THE TRUTH.ORG.COM.NET

The truth is such a rare commodity almost an endangered species.  We are taught at an early age to tell the truth no matter what even if it hurts you, even if you get into trouble, be honest, be truthful.  Then at some point the truth appears or is exposed to the point of making another feel bad and then we find ourselves trying to reshape the truth and make it become something else less painful.  The truth is the truth hurts.  In its rare form telling someone the truth is never easy and it will hurt their feelings.

To tell someone overweight that he or she is overweight hurts or to let someone know once they asked that you don’t agree with their fashion ensemble or their appearance is questionable to say the least isn’t something another person really wants to hear even when he or she asks the question.  However, it is very necessary to be honest and open with others and to allow them to be open and honest with you.  Even when a person lacks in having tact to deliver it, the truth, is such a rare and beautiful gem that while one may choke on hearing it he or she will not miss the lesson and ability to grow from it.   One may be shocked in hearing it, but this seed of truth is so powerful that the roots forms from it because it connects within you and while the seed will not grow until you feed it; it cannot die either because it was in you from the beginning.   Isn’t that amazing and yet beautiful?!   So when the truth is heard, it lies dormant within until one reaches that moment where he or she wants to change and since the foundation of the truth had been laid there within lies a seed planted waiting to be fertilize for the beginning of a transformation.

Recently, having a conversation with my husband and oldest son, I revealed to them how grateful I am for hearing the truth.  I am not famous by any means nor do I employ or have the means to employ people to tell me what I want to hear but yet there was a point in my life where I was surrounded by those that only told me what I wanted to hear, what I desired or what they were comfortable sharing with me.  I noticed that I gave advice even the hard things but if I were to judge myself on the information I received back, I would in ignorance think I was perfect.  I wasn’t raised that way.  While my mother spoiled and exposed me to material things, she and my dad never lied or sugarcoated the truth to me or about my life and life choices.  Ah a foundation!  So meeting and dealing with my husband who sometimes without tact delivered some harsh truths to me wasn’t new but it was so different from my what I had become accustom to hearing it was unreal but yet revealing and empowering.

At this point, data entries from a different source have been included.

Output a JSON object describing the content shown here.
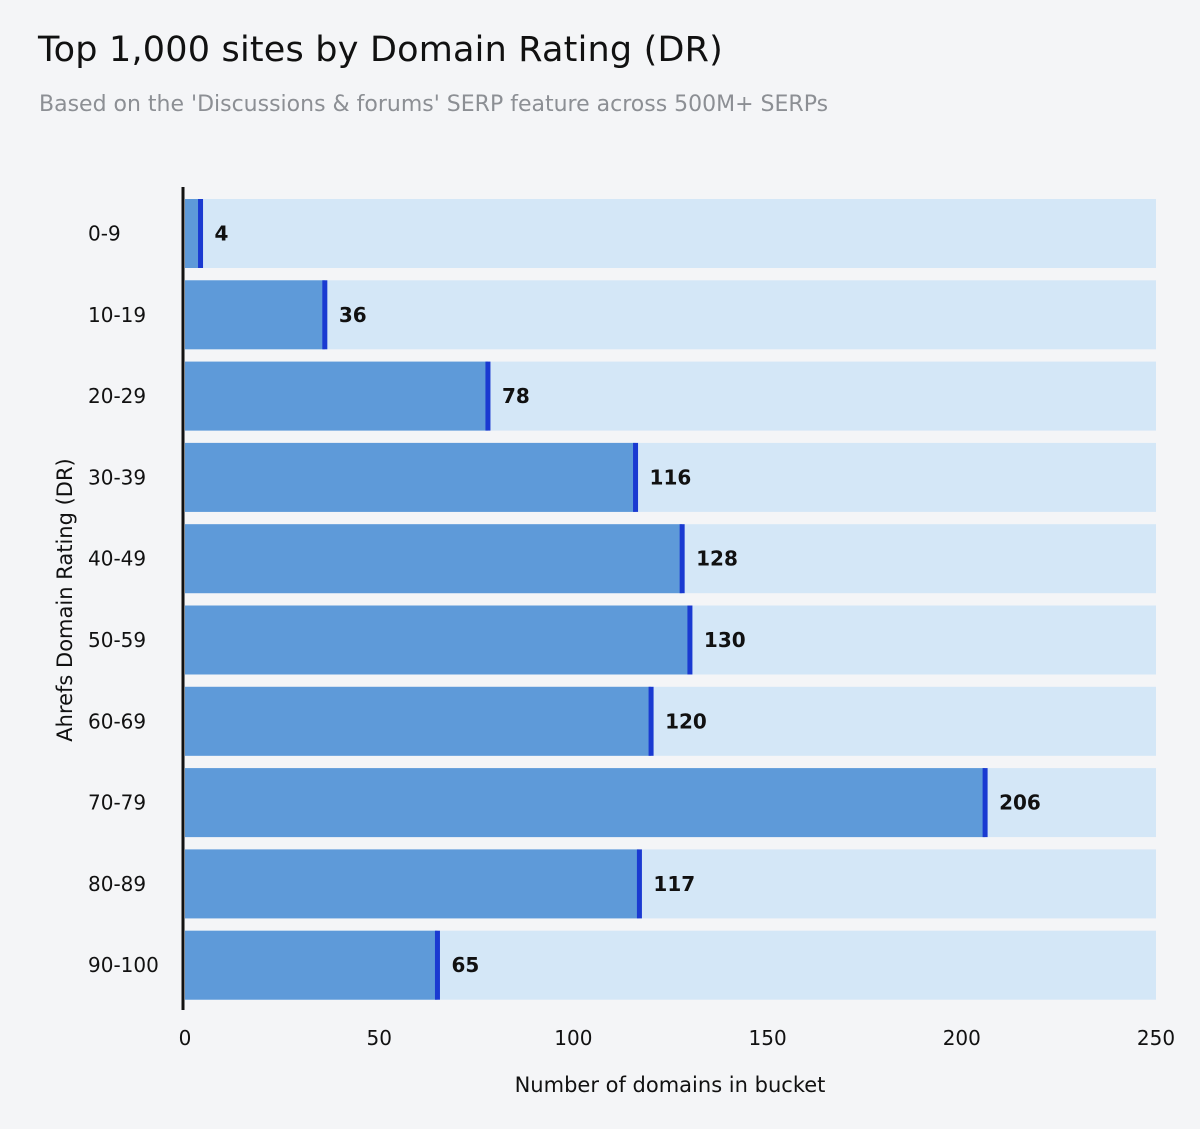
{
  "chart_data": {
    "type": "bar",
    "orientation": "horizontal",
    "title": "Top 1,000 sites by Domain Rating (DR)",
    "subtitle": "Based on the 'Discussions & forums' SERP feature across 500M+ SERPs",
    "xlabel": "Number of domains in bucket",
    "ylabel": "Ahrefs Domain Rating (DR)",
    "categories": [
      "0-9",
      "10-19",
      "20-29",
      "30-39",
      "40-49",
      "50-59",
      "60-69",
      "70-79",
      "80-89",
      "90-100"
    ],
    "values": [
      4,
      36,
      78,
      116,
      128,
      130,
      120,
      206,
      117,
      65
    ],
    "value_labels": [
      "4",
      "36",
      "78",
      "116",
      "128",
      "130",
      "120",
      "206",
      "117",
      "65"
    ],
    "xlim": [
      0,
      250
    ],
    "xticks": [
      0,
      50,
      100,
      150,
      200,
      250
    ],
    "xtick_labels": [
      "0",
      "50",
      "100",
      "150",
      "200",
      "250"
    ],
    "grid": false,
    "legend": "none",
    "colors": {
      "bar": "#5e9ad9",
      "bar_end": "#1a3ad1",
      "track": "#d4e7f7",
      "axis": "#111111"
    }
  }
}
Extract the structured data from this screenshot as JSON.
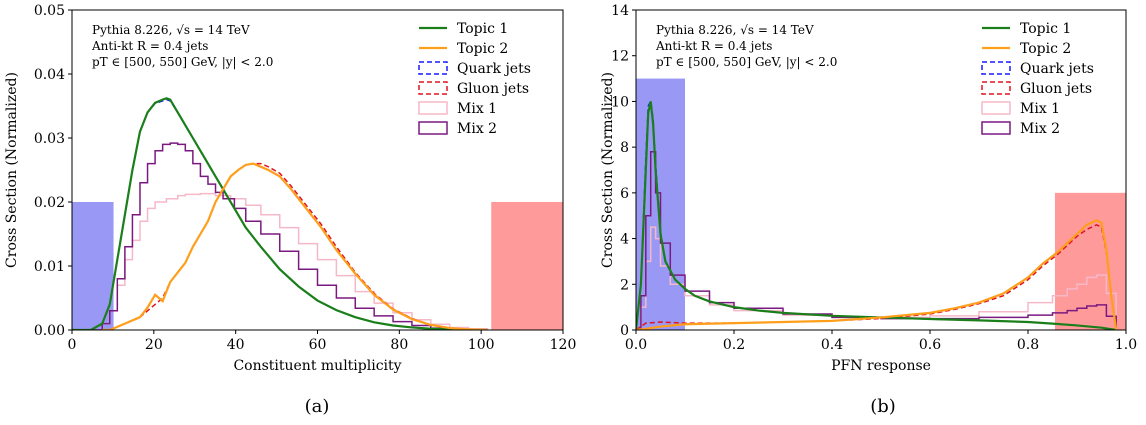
{
  "chart_data": [
    {
      "type": "line",
      "panel_label": "(a)",
      "xlabel": "Constituent multiplicity",
      "ylabel": "Cross Section (Normalized)",
      "xlim": [
        0,
        130
      ],
      "ylim": [
        0,
        0.05
      ],
      "xticks": [
        "0",
        "20",
        "40",
        "60",
        "80",
        "100",
        "120"
      ],
      "yticks": [
        "0.00",
        "0.01",
        "0.02",
        "0.03",
        "0.04",
        "0.05"
      ],
      "grid": false,
      "legend_position": "top-right",
      "annotations": [
        "Pythia 8.226, √s = 14 TeV",
        "Anti-kt R = 0.4 jets",
        "pT ∈ [500, 550] GeV, |y| < 2.0"
      ],
      "regions": [
        {
          "x0": 0,
          "x1": 11,
          "y": 0.02,
          "color": "#9999f5"
        },
        {
          "x0": 111,
          "x1": 130,
          "y": 0.02,
          "color": "#ff9a9a"
        }
      ],
      "series": [
        {
          "name": "Topic 1",
          "style": "solid",
          "color": "#1a7f1a",
          "x": [
            0,
            5,
            8,
            10,
            12,
            14,
            16,
            18,
            20,
            22,
            24,
            25,
            26,
            28,
            30,
            32,
            35,
            38,
            40,
            43,
            46,
            50,
            55,
            60,
            65,
            70,
            75,
            80,
            85,
            90,
            95,
            100,
            105,
            110
          ],
          "y": [
            0,
            0,
            0.001,
            0.004,
            0.011,
            0.018,
            0.025,
            0.031,
            0.034,
            0.0355,
            0.036,
            0.0362,
            0.036,
            0.034,
            0.032,
            0.03,
            0.027,
            0.024,
            0.022,
            0.019,
            0.016,
            0.013,
            0.0095,
            0.0068,
            0.0046,
            0.0031,
            0.002,
            0.0012,
            0.0007,
            0.0004,
            0.0002,
            0.0001,
            0,
            0
          ]
        },
        {
          "name": "Topic 2",
          "style": "solid",
          "color": "#ff9e1b",
          "x": [
            8,
            10,
            14,
            18,
            20,
            22,
            24,
            26,
            28,
            30,
            32,
            34,
            36,
            38,
            40,
            42,
            44,
            46,
            48,
            50,
            52,
            55,
            58,
            62,
            66,
            70,
            75,
            80,
            85,
            90,
            95,
            100,
            105,
            110
          ],
          "y": [
            0,
            0,
            0.001,
            0.002,
            0.0035,
            0.0055,
            0.0045,
            0.0075,
            0.009,
            0.0105,
            0.013,
            0.015,
            0.017,
            0.02,
            0.022,
            0.024,
            0.025,
            0.0258,
            0.026,
            0.0255,
            0.025,
            0.024,
            0.022,
            0.019,
            0.016,
            0.0125,
            0.0088,
            0.0055,
            0.0032,
            0.0017,
            0.0008,
            0.0003,
            0.0001,
            0
          ]
        },
        {
          "name": "Quark jets",
          "style": "dashed",
          "color": "#1a1aff",
          "x": [
            0,
            5,
            8,
            10,
            12,
            14,
            16,
            18,
            20,
            22,
            24,
            25,
            26,
            28,
            30,
            32,
            35,
            38,
            40,
            43,
            46,
            50,
            55,
            60,
            65,
            70,
            75,
            80,
            85,
            90,
            95,
            100,
            105,
            110
          ],
          "y": [
            0,
            0,
            0.001,
            0.004,
            0.011,
            0.018,
            0.025,
            0.031,
            0.034,
            0.0354,
            0.0358,
            0.036,
            0.0358,
            0.034,
            0.032,
            0.03,
            0.027,
            0.024,
            0.022,
            0.019,
            0.016,
            0.013,
            0.0095,
            0.0068,
            0.0046,
            0.0031,
            0.002,
            0.0012,
            0.0007,
            0.0004,
            0.0002,
            0.0001,
            0,
            0
          ]
        },
        {
          "name": "Gluon jets",
          "style": "dashed",
          "color": "#e0141e",
          "x": [
            8,
            10,
            14,
            18,
            20,
            22,
            24,
            26,
            28,
            30,
            32,
            34,
            36,
            38,
            40,
            42,
            44,
            46,
            48,
            50,
            52,
            55,
            58,
            62,
            66,
            70,
            75,
            80,
            85,
            90,
            95,
            100,
            105,
            110
          ],
          "y": [
            0,
            0,
            0.001,
            0.002,
            0.003,
            0.004,
            0.005,
            0.0075,
            0.009,
            0.0105,
            0.013,
            0.015,
            0.017,
            0.02,
            0.022,
            0.024,
            0.025,
            0.0258,
            0.026,
            0.026,
            0.0255,
            0.0245,
            0.0225,
            0.0195,
            0.0165,
            0.013,
            0.009,
            0.0057,
            0.0033,
            0.0018,
            0.0008,
            0.0003,
            0.0001,
            0
          ]
        },
        {
          "name": "Mix 1",
          "style": "step",
          "color": "#f5b8c8",
          "x": [
            0,
            5,
            8,
            10,
            12,
            14,
            16,
            18,
            20,
            22,
            25,
            28,
            30,
            34,
            38,
            42,
            46,
            50,
            55,
            60,
            65,
            70,
            75,
            80,
            85,
            90,
            95,
            100,
            105,
            110
          ],
          "y": [
            0,
            0,
            0.001,
            0.003,
            0.007,
            0.011,
            0.014,
            0.017,
            0.019,
            0.02,
            0.0205,
            0.021,
            0.0212,
            0.0213,
            0.021,
            0.0205,
            0.0195,
            0.018,
            0.016,
            0.0135,
            0.011,
            0.0085,
            0.006,
            0.0042,
            0.0027,
            0.0016,
            0.0009,
            0.0004,
            0.0002,
            0
          ]
        },
        {
          "name": "Mix 2",
          "style": "step",
          "color": "#7a1a80",
          "x": [
            0,
            5,
            8,
            10,
            12,
            14,
            16,
            18,
            20,
            22,
            24,
            26,
            28,
            30,
            32,
            34,
            36,
            38,
            40,
            43,
            46,
            50,
            55,
            60,
            65,
            70,
            75,
            80,
            85,
            90,
            95,
            100,
            105,
            110
          ],
          "y": [
            0,
            0,
            0.001,
            0.003,
            0.008,
            0.013,
            0.018,
            0.023,
            0.026,
            0.028,
            0.029,
            0.0292,
            0.029,
            0.028,
            0.026,
            0.024,
            0.0228,
            0.0215,
            0.0205,
            0.019,
            0.017,
            0.015,
            0.0123,
            0.0095,
            0.007,
            0.005,
            0.0034,
            0.0022,
            0.0013,
            0.0007,
            0.0003,
            0.0001,
            0,
            0
          ]
        }
      ]
    },
    {
      "type": "line",
      "panel_label": "(b)",
      "xlabel": "PFN response",
      "ylabel": "Cross Section (Normalized)",
      "xlim": [
        0,
        1
      ],
      "ylim": [
        0,
        14
      ],
      "xticks": [
        "0.0",
        "0.2",
        "0.4",
        "0.6",
        "0.8",
        "1.0"
      ],
      "yticks": [
        "0",
        "2",
        "4",
        "6",
        "8",
        "10",
        "12",
        "14"
      ],
      "grid": false,
      "legend_position": "top-right",
      "annotations": [
        "Pythia 8.226, √s = 14 TeV",
        "Anti-kt R = 0.4 jets",
        "pT ∈ [500, 550] GeV, |y| < 2.0"
      ],
      "regions": [
        {
          "x0": 0,
          "x1": 0.1,
          "y": 11,
          "color": "#9999f5"
        },
        {
          "x0": 0.855,
          "x1": 1.0,
          "y": 6,
          "color": "#ff9a9a"
        }
      ],
      "series": [
        {
          "name": "Topic 1",
          "style": "solid",
          "color": "#1a7f1a",
          "x": [
            0.0,
            0.01,
            0.02,
            0.025,
            0.03,
            0.035,
            0.04,
            0.05,
            0.06,
            0.08,
            0.1,
            0.12,
            0.15,
            0.2,
            0.25,
            0.3,
            0.4,
            0.5,
            0.6,
            0.7,
            0.8,
            0.85,
            0.9,
            0.95,
            0.98
          ],
          "y": [
            0,
            2,
            7,
            9.5,
            10,
            9,
            7,
            4.2,
            3.0,
            2.2,
            1.8,
            1.5,
            1.25,
            1.0,
            0.85,
            0.75,
            0.62,
            0.55,
            0.48,
            0.42,
            0.35,
            0.28,
            0.2,
            0.1,
            0
          ]
        },
        {
          "name": "Topic 2",
          "style": "solid",
          "color": "#ff9e1b",
          "x": [
            0.0,
            0.02,
            0.05,
            0.1,
            0.2,
            0.3,
            0.4,
            0.5,
            0.6,
            0.65,
            0.7,
            0.75,
            0.8,
            0.83,
            0.86,
            0.88,
            0.9,
            0.92,
            0.94,
            0.95,
            0.96,
            0.97,
            0.98
          ],
          "y": [
            0,
            0.05,
            0.15,
            0.25,
            0.3,
            0.35,
            0.4,
            0.55,
            0.75,
            0.95,
            1.2,
            1.6,
            2.3,
            2.9,
            3.4,
            3.8,
            4.2,
            4.6,
            4.8,
            4.7,
            3.5,
            1.5,
            0
          ]
        },
        {
          "name": "Quark jets",
          "style": "dashed",
          "color": "#1a1aff",
          "x": [
            0.0,
            0.01,
            0.02,
            0.025,
            0.03,
            0.035,
            0.04,
            0.05,
            0.06,
            0.08,
            0.1,
            0.12,
            0.15,
            0.2,
            0.25,
            0.3,
            0.4,
            0.5,
            0.6,
            0.7,
            0.8,
            0.85,
            0.9,
            0.95,
            0.98
          ],
          "y": [
            0,
            2,
            7.5,
            9.8,
            10,
            9.2,
            7.2,
            4.3,
            3.0,
            2.2,
            1.8,
            1.5,
            1.25,
            1.0,
            0.85,
            0.75,
            0.62,
            0.55,
            0.48,
            0.42,
            0.35,
            0.28,
            0.2,
            0.1,
            0
          ]
        },
        {
          "name": "Gluon jets",
          "style": "dashed",
          "color": "#e0141e",
          "x": [
            0.0,
            0.02,
            0.05,
            0.1,
            0.2,
            0.3,
            0.4,
            0.5,
            0.6,
            0.65,
            0.7,
            0.75,
            0.8,
            0.83,
            0.86,
            0.88,
            0.9,
            0.92,
            0.94,
            0.95,
            0.96,
            0.97,
            0.98
          ],
          "y": [
            0,
            0.3,
            0.35,
            0.3,
            0.3,
            0.35,
            0.4,
            0.5,
            0.7,
            0.9,
            1.15,
            1.5,
            2.2,
            2.8,
            3.3,
            3.7,
            4.1,
            4.4,
            4.6,
            4.5,
            3.4,
            1.5,
            0
          ]
        },
        {
          "name": "Mix 1",
          "style": "step",
          "color": "#f5b8c8",
          "x": [
            0.0,
            0.01,
            0.02,
            0.03,
            0.04,
            0.05,
            0.07,
            0.1,
            0.15,
            0.2,
            0.3,
            0.4,
            0.5,
            0.6,
            0.7,
            0.8,
            0.85,
            0.88,
            0.9,
            0.92,
            0.94,
            0.96,
            0.98
          ],
          "y": [
            0,
            1,
            3,
            4.5,
            4,
            2.8,
            2.0,
            1.5,
            1.1,
            0.85,
            0.65,
            0.55,
            0.55,
            0.62,
            0.8,
            1.2,
            1.5,
            1.8,
            2.0,
            2.3,
            2.4,
            1.6,
            0
          ]
        },
        {
          "name": "Mix 2",
          "style": "step",
          "color": "#7a1a80",
          "x": [
            0.0,
            0.01,
            0.02,
            0.03,
            0.04,
            0.05,
            0.07,
            0.1,
            0.15,
            0.2,
            0.3,
            0.4,
            0.5,
            0.6,
            0.7,
            0.8,
            0.85,
            0.88,
            0.9,
            0.92,
            0.94,
            0.96,
            0.98
          ],
          "y": [
            0,
            1.5,
            5,
            7.8,
            6,
            3.8,
            2.4,
            1.7,
            1.2,
            0.95,
            0.7,
            0.55,
            0.5,
            0.5,
            0.55,
            0.65,
            0.75,
            0.85,
            0.95,
            1.05,
            1.1,
            0.6,
            0
          ]
        }
      ]
    }
  ]
}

The truth does set you free whether you desire to be free or not.  Many times, people enjoy the lies and their versions of the truth that make them victims of life and the people around them.  The truth is at some point, we are accountable for our actions, our crowds, our thoughts, emotions and our ability to implement changes in the areas we desire but those changes cannot be done based on lies.  Only the truth will stand.